Simile lamentela arriva dal commercialista Postal. Nemmeno lui ci sta a sentirsi dire che i suoi colleghi si avvantaggino dell’illeggibilità degli articoli sul super bonus e, in generale, dell’intrico delle norme fiscali tipicamente italiano: «È solo un luogo comune», sostiene. «Ci sono molti adempimenti a bassissimo valore aggiunto che per noi sono solo motivo di frustrazione. È come se fossimo diventati degli impiegati dell’amministrazione finanziaria che lavorano gratis». Secondo Postal, la dichiarazione precompilata, uno dei più pubblicizzati tentavi nostrani di semplificazione burocratica, si è così rivelata un “bluff”: «Sui 21,2 milioni di 730 totali del 2019, ben 18 milioni sono stati trasmessi ancora attraverso i professionisti e, soprattutto, i Caf».

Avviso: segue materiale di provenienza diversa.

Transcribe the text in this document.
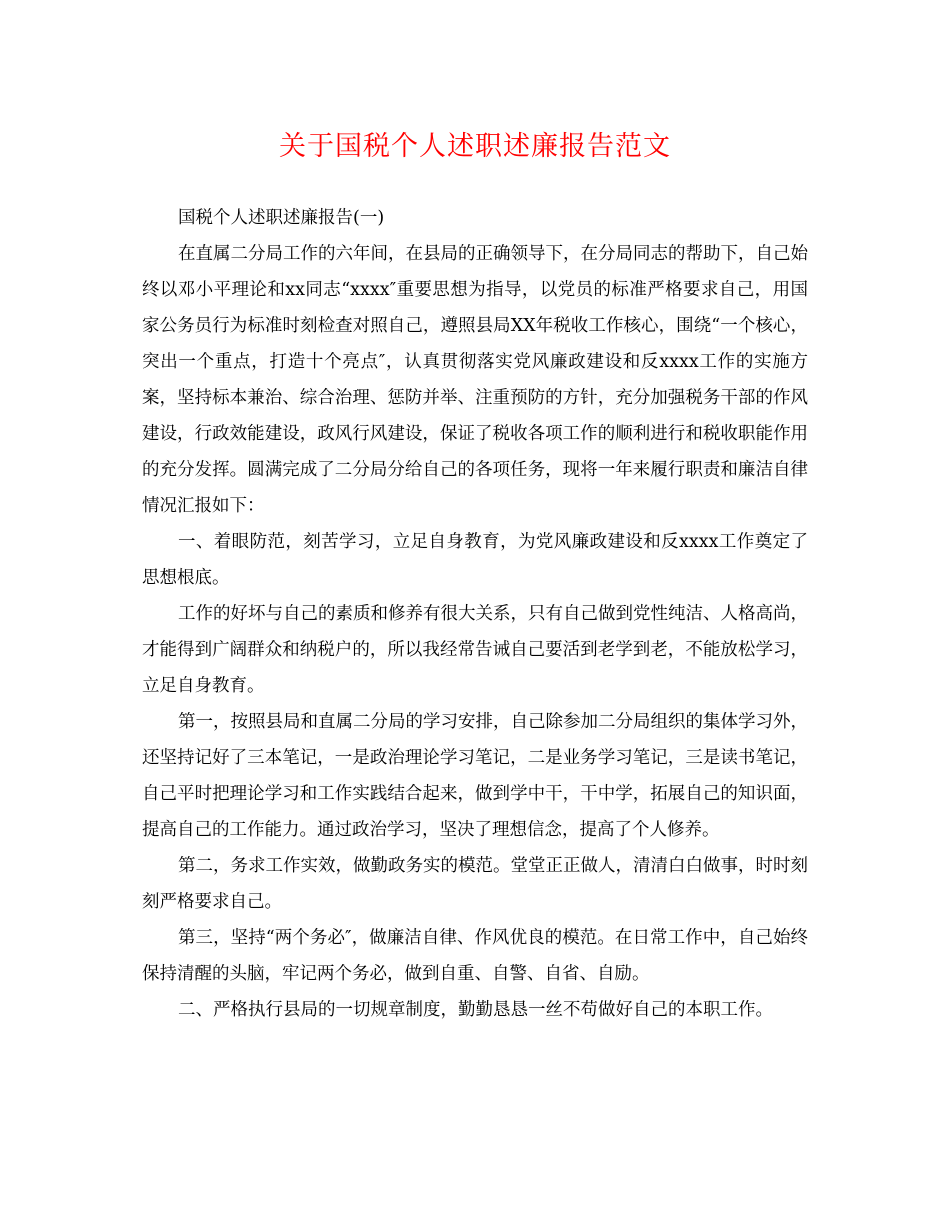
关于国税个人述职述廉报告范文

国税个人述职述廉报告(一)

在直属二分局工作的六年间，在县局的正确领导下，在分局同志的帮助下，自己始终以邓小平理论和xx同志“xxxx″重要思想为指导，以党员的标准严格要求自己，用国家公务员行为标准时刻检查对照自己，遵照县局XX年税收工作核心，围绕“一个核心，突出一个重点，打造十个亮点″，认真贯彻落实党风廉政建设和反xxxx工作的实施方案，坚持标本兼治、综合治理、惩防并举、注重预防的方针，充分加强税务干部的作风建设，行政效能建设，政风行风建设，保证了税收各项工作的顺利进行和税收职能作用的充分发挥。圆满完成了二分局分给自己的各项任务，现将一年来履行职责和廉洁自律情况汇报如下：

一、着眼防范，刻苦学习，立足自身教育，为党风廉政建设和反xxxx工作奠定了思想根底。

工作的好坏与自己的素质和修养有很大关系，只有自己做到党性纯洁、人格高尚，才能得到广阔群众和纳税户的，所以我经常告诫自己要活到老学到老，不能放松学习，立足自身教育。

第一，按照县局和直属二分局的学习安排，自己除参加二分局组织的集体学习外，还坚持记好了三本笔记，一是政治理论学习笔记，二是业务学习笔记，三是读书笔记，自己平时把理论学习和工作实践结合起来，做到学中干，干中学，拓展自己的知识面，提高自己的工作能力。通过政治学习，坚决了理想信念，提高了个人修养。

第二，务求工作实效，做勤政务实的模范。堂堂正正做人，清清白白做事，时时刻刻严格要求自己。

第三，坚持“两个务必″，做廉洁自律、作风优良的模范。在日常工作中，自己始终保持清醒的头脑，牢记两个务必，做到自重、自警、自省、自励。

二、严格执行县局的一切规章制度，勤勤恳恳一丝不苟做好自己的本职工作。
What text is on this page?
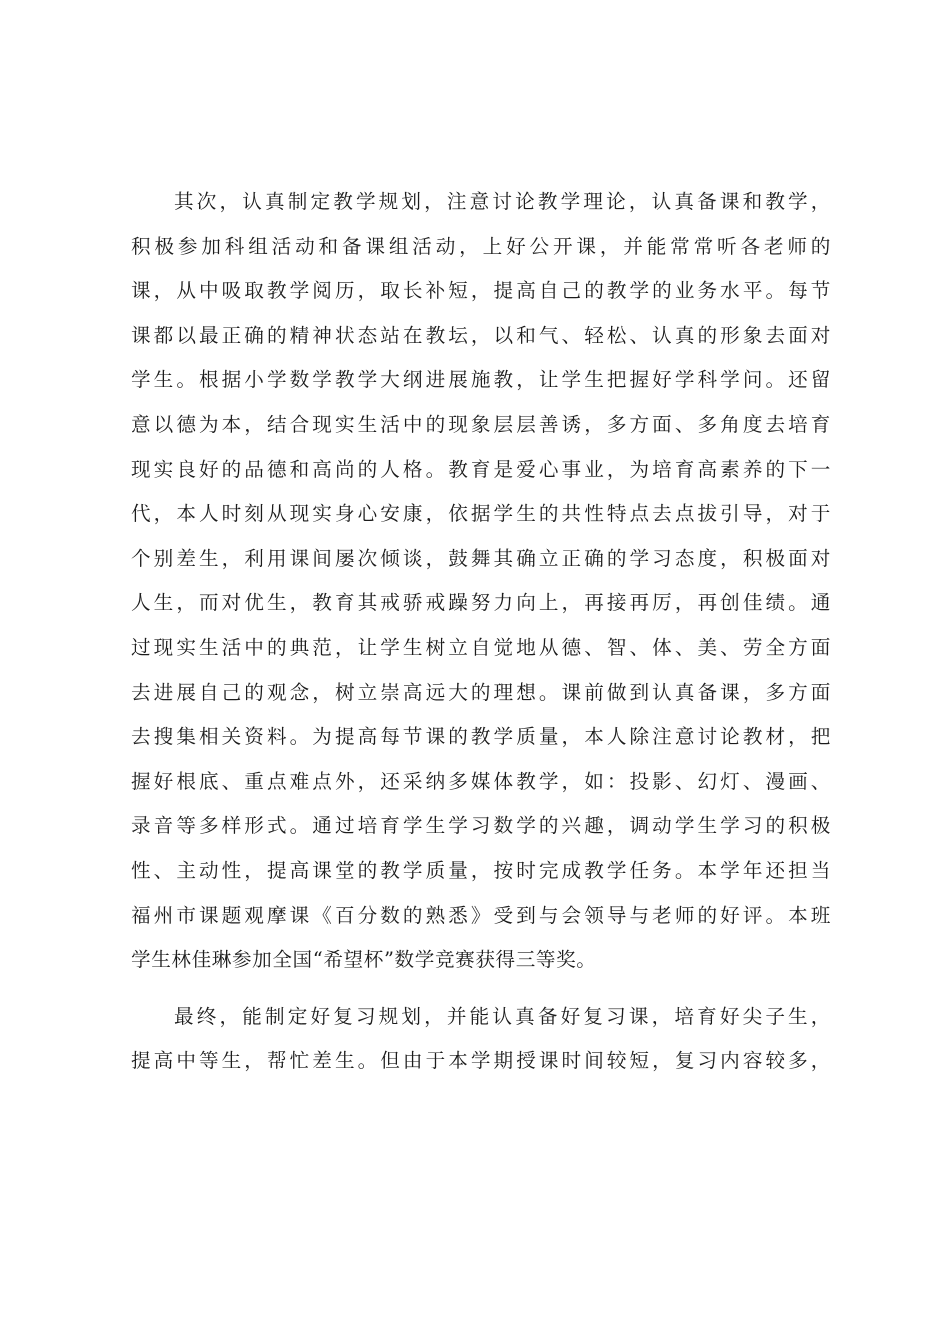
其次，认真制定教学规划，注意讨论教学理论，认真备课和教学，
积极参加科组活动和备课组活动，上好公开课，并能常常听各老师的
课，从中吸取教学阅历，取长补短，提高自己的教学的业务水平。每节
课都以最正确的精神状态站在教坛，以和气、轻松、认真的形象去面对
学生。根据小学数学教学大纲进展施教，让学生把握好学科学问。还留
意以德为本，结合现实生活中的现象层层善诱，多方面、多角度去培育
现实良好的品德和高尚的人格。教育是爱心事业，为培育高素养的下一
代，本人时刻从现实身心安康，依据学生的共性特点去点拔引导，对于
个别差生，利用课间屡次倾谈，鼓舞其确立正确的学习态度，积极面对
人生，而对优生，教育其戒骄戒躁努力向上，再接再厉，再创佳绩。通
过现实生活中的典范，让学生树立自觉地从德、智、体、美、劳全方面
去进展自己的观念，树立崇高远大的理想。课前做到认真备课，多方面
去搜集相关资料。为提高每节课的教学质量，本人除注意讨论教材，把
握好根底、重点难点外，还采纳多媒体教学，如：投影、幻灯、漫画、
录音等多样形式。通过培育学生学习数学的兴趣，调动学生学习的积极
性、主动性，提高课堂的教学质量，按时完成教学任务。本学年还担当
福州市课题观摩课《百分数的熟悉》受到与会领导与老师的好评。本班
学生林佳琳参加全国“希望杯”数学竞赛获得三等奖。

最终，能制定好复习规划，并能认真备好复习课，培育好尖子生，
提高中等生，帮忙差生。但由于本学期授课时间较短，复习内容较多，
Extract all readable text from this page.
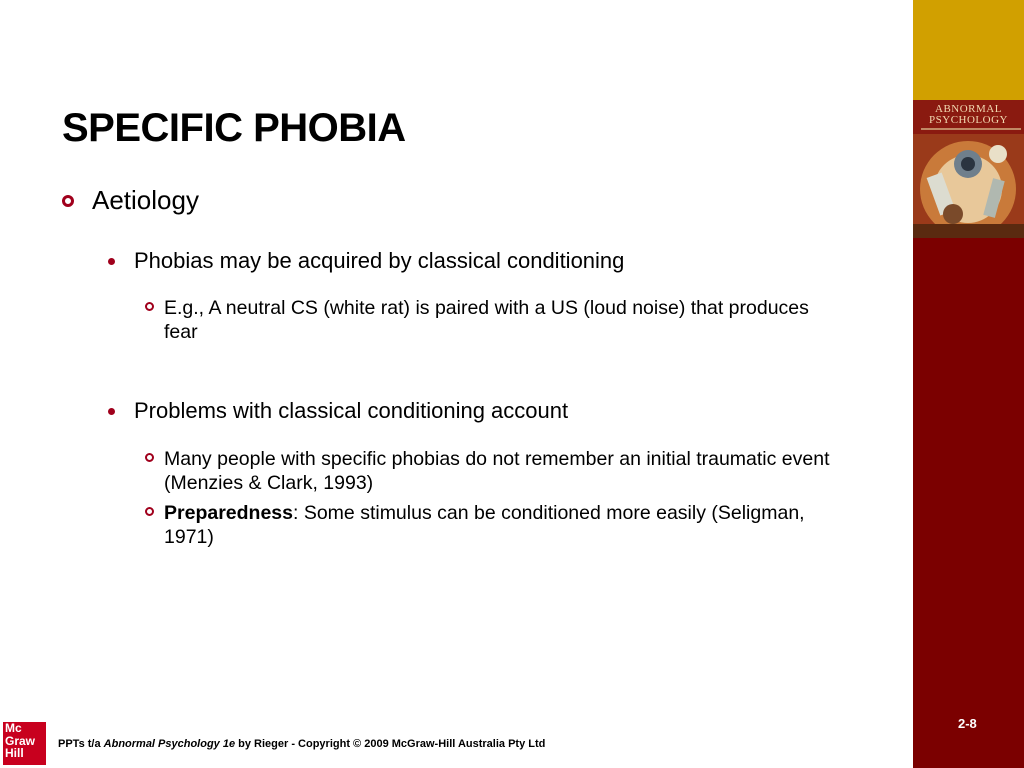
ABNORMAL
PSYCHOLOGY
2-8
SPECIFIC PHOBIA
Aetiology
Phobias may be acquired by classical conditioning
E.g., A neutral CS (white rat) is paired with a US (loud noise) that produces fear
Problems with classical conditioning account
Many people with specific phobias do not remember an initial traumatic event (Menzies & Clark, 1993)
Preparedness: Some stimulus can be conditioned more easily (Seligman, 1971)
Mc
Graw
Hill
PPTs t/a Abnormal Psychology 1e by Rieger - Copyright © 2009 McGraw-Hill Australia Pty Ltd
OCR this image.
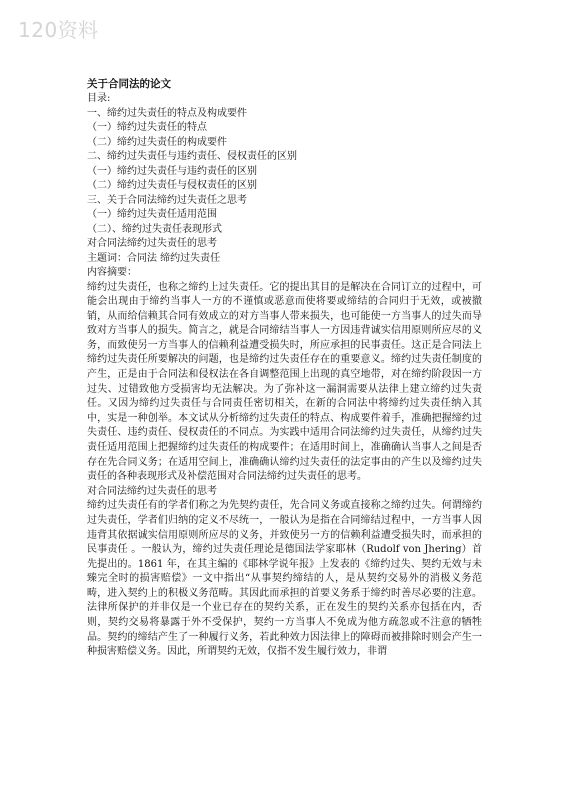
120资料

关于合同法的论文

目录:

一、缔约过失责任的特点及构成要件

（一）缔约过失责任的特点

（二）缔约过失责任的构成要件

二、缔约过失责任与违约责任、侵权责任的区别

（一）缔约过失责任与违约责任的区别

（二）缔约过失责任与侵权责任的区别

三、关于合同法缔约过失责任之思考

（一）缔约过失责任适用范围

（二）、缔约过失责任表现形式

对合同法缔约过失责任的思考

主题词：合同法 缔约过失责任

内容摘要：

缔约过失责任，也称之缔约上过失责任。它的提出其目的是解决在合同订立的过程中，可能会出现由于缔约当事人一方的不谨慎或恶意而使将要或缔结的合同归于无效，或被撤销，从而给信赖其合同有效成立的对方当事人带来损失，也可能使一方当事人的过失而导致对方当事人的损失。简言之，就是合同缔结当事人一方因违背诚实信用原则所应尽的义务，而致使另一方当事人的信赖利益遭受损失时，所应承担的民事责任。这正是合同法上缔约过失责任所要解决的问题，也是缔约过失责任存在的重要意义。缔约过失责任制度的产生，正是由于合同法和侵权法在各自调整范围上出现的真空地带，对在缔约阶段因一方过失、过错致他方受损害均无法解决。为了弥补这一漏洞需要从法律上建立缔约过失责任。又因为缔约过失责任与合同责任密切相关，在新的合同法中将缔约过失责任纳入其中，实是一种创举。本文试从分析缔约过失责任的特点、构成要件着手，准确把握缔约过失责任、违约责任、侵权责任的不同点。为实践中适用合同法缔约过失责任，从缔约过失责任适用范围上把握缔约过失责任的构成要件；在适用时间上，准确确认当事人之间是否存在先合同义务；在适用空间上，准确确认缔约过失责任的法定事由的产生以及缔约过失责任的各种表现形式及补偿范围对合同法缔约过失责任的思考。

对合同法缔约过失责任的思考

缔约过失责任有的学者们称之为先契约责任，先合同义务或直接称之缔约过失。何谓缔约过失责任，学者们归纳的定义不尽统一，一般认为是指在合同缔结过程中，一方当事人因违背其依据诚实信用原则所应尽的义务，并致使另一方的信赖利益遭受损失时，而承担的民事责任 。一般认为，缔约过失责任理论是德国法学家耶林（Rudolf von Jhering）首先提出的。1861 年，在其主编的《耶林学说年报》上发表的《缔约过失、契约无效与未臻完全时的损害赔偿》一文中指出“从事契约缔结的人，是从契约交易外的消极义务范畴，进入契约上的积极义务范畴。其因此而承担的首要义务系于缔约时善尽必要的注意。法律所保护的并非仅是一个业已存在的契约关系，正在发生的契约关系亦包括在内，否则，契约交易将暴露于外不受保护，契约一方当事人不免成为他方疏忽或不注意的牺牲品。契约的缔结产生了一种履行义务，若此种效力因法律上的障碍而被排除时则会产生一种损害赔偿义务。因此，所谓契约无效，仅指不发生履行效力，非谓
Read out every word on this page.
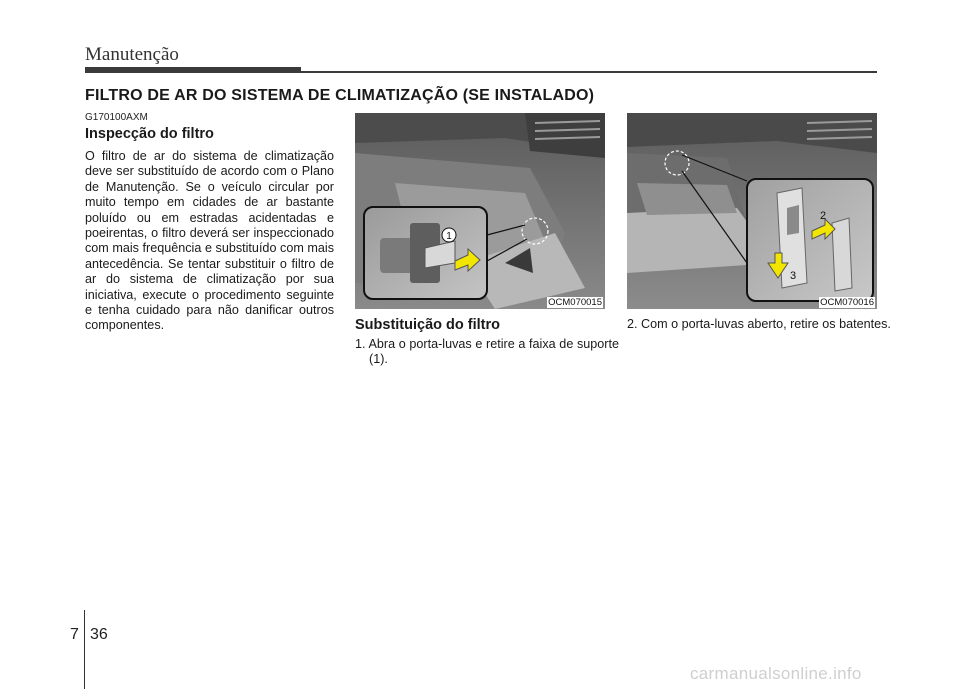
Manutenção
FILTRO DE AR DO SISTEMA DE CLIMATIZAÇÃO (SE INSTALADO)
G170100AXM
Inspecção do filtro
O filtro de ar do sistema de climatização deve ser substituído de acordo com o Plano de Manutenção. Se o veículo circular por muito tempo em cidades de ar bastante poluído ou em estradas acidentadas e poeirentas, o filtro deverá ser inspeccionado com mais frequência e substituído com mais antecedência. Se tentar substituir o filtro de ar do sistema de climatização por sua iniciativa, execute o procedimento seguinte e tenha cuidado para não danificar outros componentes.
1
OCM070015
Substituição do filtro
1. Abra o porta-luvas e retire a faixa de suporte (1).
2
3
OCM070016
2. Com o porta-luvas aberto, retire os batentes.
7 36
carmanualsonline.info
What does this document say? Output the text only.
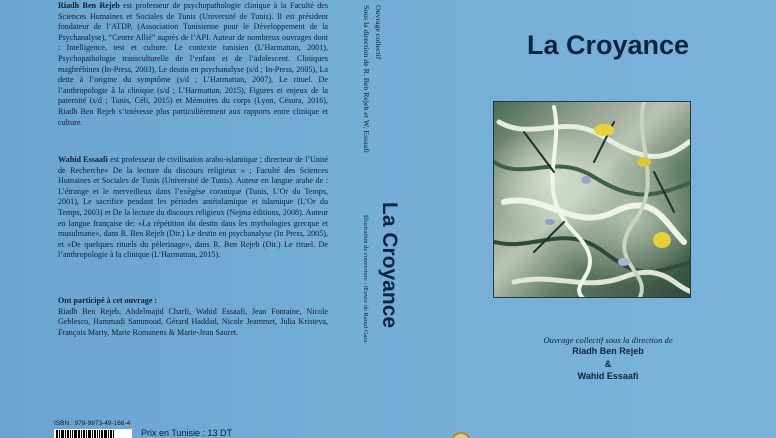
Riadh Ben Rejeb est professeur de psychopathologie clinique à la Faculté des Sciences Humaines et Sociales de Tunis (Université de Tunis). Il est président fondateur de l’ATDP, (Association Tunisienne pour le Développement de la Psychanalyse), “Centre Allié” auprès de l’API. Auteur de nombreux ouvrages dont : Intelligence, test et culture. Le contexte tunisien (L’Harmattan, 2001), Psychopathologie transculturelle de l’enfant et de l’adolescent. Cliniques maghrébines (In-Press, 2003), Le destin en psychanalyse (s/d ; In-Press, 2005), La dette à l’origine du symptôme (s/d ; L’Harmattan, 2007), Le rituel. De l’anthropologie à la clinique (s/d ; L’Harmattan, 2015), Figures et enjeux de la paternité (s/d ; Tunis, Céli, 2015) et Mémoires du corps (Lyon, Césura, 2016), Riadh Ben Rejeb s’intéresse plus particulièrement aux rapports entre clinique et culture.

Wahid Essaafi est professeur de civilisation arabo-islamique ; directeur de l’Unité de Recherche« De la lecture du discours religieux » ; Faculté des Sciences Humaines et Sociales de Tunis (Université de Tunis). Auteur en langue arabe de : L’étrange et le merveilleux dans l’exégèse coranique (Tunis, L’Or du Temps, 2001), Le sacrifice pendant les périodes antéislamique et islamique (L’Or du Temps, 2003) et De la lecture du discours religieux (Nejma éditions, 2008). Auteur en langue française de: «La répétition du destin dans les mythologies grecque et musulmane», dans R. Ben Rejeb (Dir.) Le destin en psychanalyse (In Press, 2005), et «De quelques rituels du pèlerinage», dans R. Ben Rejeb (Dir.) Le rituel. De l’anthropologie à la clinique (L’Harmattan, 2015).

Ont participé à cet ouvrage :
Riadh Ben Rejeb, Abdelmajid Charfi, Wahid Essaafi, Jean Fontaine, Nicole Geblesco, Hammadi Sammoud, Gérard Haddad, Nicole Jeammet, Julia Kristeva, François Marty, Marie Romanens & Marie-Jean Sauret.

ISBN : 978-9973-49-166-4
Prix en Tunisie : 13 DT
Ouvrage collectif
Sous la direction de R. Ben Rejeb et W. Essaafi
Illustration de couverture : Œuvre de Raouf Gara La Croyance
La Croyance
Ouvrage collectif sous la direction de
Riadh Ben Rejeb
&
Wahid Essaafi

Caf, patronati, ma anche 9000 aziende di disbrigo pratiche – racconta ancora l’inchiesta di FQ MillenniuM – sono gli altri protagonisti del business della complicazione burocratica. Che se è tale per gli italiani, figuratevi per gli stranieri. Per loro basterebbe uno sportello pubblico o un sito online che forniscano in modo organico istruzioni chiare e precise. E invece no, non ce n’è traccia. «Ciò che dovrebbe e potrebbe essere semplice, non lo è», dice Livio Neri, avvocato dello studio milanese Diritti e Lavoro. «Così un immigrato è costretto a rivolgersi ad agenzie, avvocati o associazioni varie che ci guadagnano sopra».